What is so fascinating about this whole process is that it is so democratic - it is being translated into popular action that those in political control are finding it difficult to control and manage. However, the outcomes are often chaotic. Images of people rioting in Delhi, the ongoing war in Syria, the paralysis in Egypt; but I see it as a hopeful development for the world. Suddenly we are all part of a global whole, with many common interests that transcend our local interests and concerns.

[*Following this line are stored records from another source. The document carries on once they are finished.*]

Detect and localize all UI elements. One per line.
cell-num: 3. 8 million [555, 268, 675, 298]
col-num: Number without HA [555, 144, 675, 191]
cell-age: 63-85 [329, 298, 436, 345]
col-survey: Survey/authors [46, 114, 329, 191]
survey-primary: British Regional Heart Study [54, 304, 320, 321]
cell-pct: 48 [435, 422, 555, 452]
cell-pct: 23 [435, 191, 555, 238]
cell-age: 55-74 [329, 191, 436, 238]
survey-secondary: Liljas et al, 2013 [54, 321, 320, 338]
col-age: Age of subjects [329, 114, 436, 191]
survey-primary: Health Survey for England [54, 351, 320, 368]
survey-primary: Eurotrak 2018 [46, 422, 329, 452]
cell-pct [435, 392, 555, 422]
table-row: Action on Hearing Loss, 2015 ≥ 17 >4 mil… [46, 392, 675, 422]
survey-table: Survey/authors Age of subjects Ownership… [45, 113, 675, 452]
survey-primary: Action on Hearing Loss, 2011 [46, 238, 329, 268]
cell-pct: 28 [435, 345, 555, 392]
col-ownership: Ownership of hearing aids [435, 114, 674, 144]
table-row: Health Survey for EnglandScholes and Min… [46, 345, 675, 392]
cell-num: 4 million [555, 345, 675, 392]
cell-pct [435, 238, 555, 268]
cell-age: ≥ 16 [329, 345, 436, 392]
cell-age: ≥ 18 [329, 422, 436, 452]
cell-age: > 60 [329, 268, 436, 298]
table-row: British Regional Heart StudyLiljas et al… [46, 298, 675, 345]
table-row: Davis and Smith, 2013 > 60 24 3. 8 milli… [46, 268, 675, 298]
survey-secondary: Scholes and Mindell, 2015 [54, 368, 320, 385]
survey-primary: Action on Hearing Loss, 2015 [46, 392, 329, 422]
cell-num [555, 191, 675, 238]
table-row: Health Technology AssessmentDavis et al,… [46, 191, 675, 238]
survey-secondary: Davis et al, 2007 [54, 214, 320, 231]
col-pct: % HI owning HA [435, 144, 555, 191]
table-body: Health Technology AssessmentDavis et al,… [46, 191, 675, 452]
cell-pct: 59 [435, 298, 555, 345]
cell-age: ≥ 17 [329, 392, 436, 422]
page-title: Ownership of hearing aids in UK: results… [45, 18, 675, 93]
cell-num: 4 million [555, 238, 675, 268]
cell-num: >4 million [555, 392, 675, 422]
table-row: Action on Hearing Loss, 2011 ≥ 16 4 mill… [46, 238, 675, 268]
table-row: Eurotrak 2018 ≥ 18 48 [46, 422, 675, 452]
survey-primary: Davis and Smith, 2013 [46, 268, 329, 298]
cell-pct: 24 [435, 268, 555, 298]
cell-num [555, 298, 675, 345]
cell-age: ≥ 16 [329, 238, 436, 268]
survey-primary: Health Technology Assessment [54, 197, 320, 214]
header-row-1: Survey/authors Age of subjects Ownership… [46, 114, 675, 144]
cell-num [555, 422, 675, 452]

The key is how to translate these global concerns into forms of local interest. We need to understand that when the changes in the global climate mean that the southern regions of Zimbabwe become drier and many districts become semi desert, that the blame does not only lie in the countries with belching smoke stacks, but also here in the sweeping fire storms that rage across the country every winter. These have become much worse since the destruction of commercial agriculture. No one to cut or maintain fire breaks, no teams to respond to fires with tractors and sprays; few cattle to eat the grass which now simply burns each winter and serves to make us one of the great polluters. Anyone who doubts the scale of this phenomenon just needs to witness the savage red sunsets of our winter and to see the scale of smoke pollution here where there are no smokestacks or coal fired power stations. When we protest the water shortages we need to campaign for fire controls.

We need to use the simple cheap means of communications that we have today to fight the tyranny of a regime that limits our freedoms and information flows. We need to empower the poor so that when a military unit or the local Police abuse their rights, they can instantly communicate that to a watching and caring world. Just watch the way the opposition in Syria is communicating the activities of the regime on a daily basis. The regime bans the media. Closes down the internet, still the information come out - almost instantly. No longer can a regime abuse its people in secret.

Then finally the plight of women on a global basis; for some reason all religions except Judaism and Christianity, suppress the rights of women. Now across the world, driven by globalization and the ICT revolution as well as the continued emphasis on education, these changes are giving women the means and the tools to fight back. I have watched our society trying to find its feet on this issue for over 50 years. Little progress has been made in all that time, now the global system is taking action on its own and we either go with the flow or face the consequences down the road.

In my own life I have tried to be on the side of what I felt was the right - somehow it has always felt like being always in opposition. But in the end it is the right thing to do and being on the right side of history is what it is all about.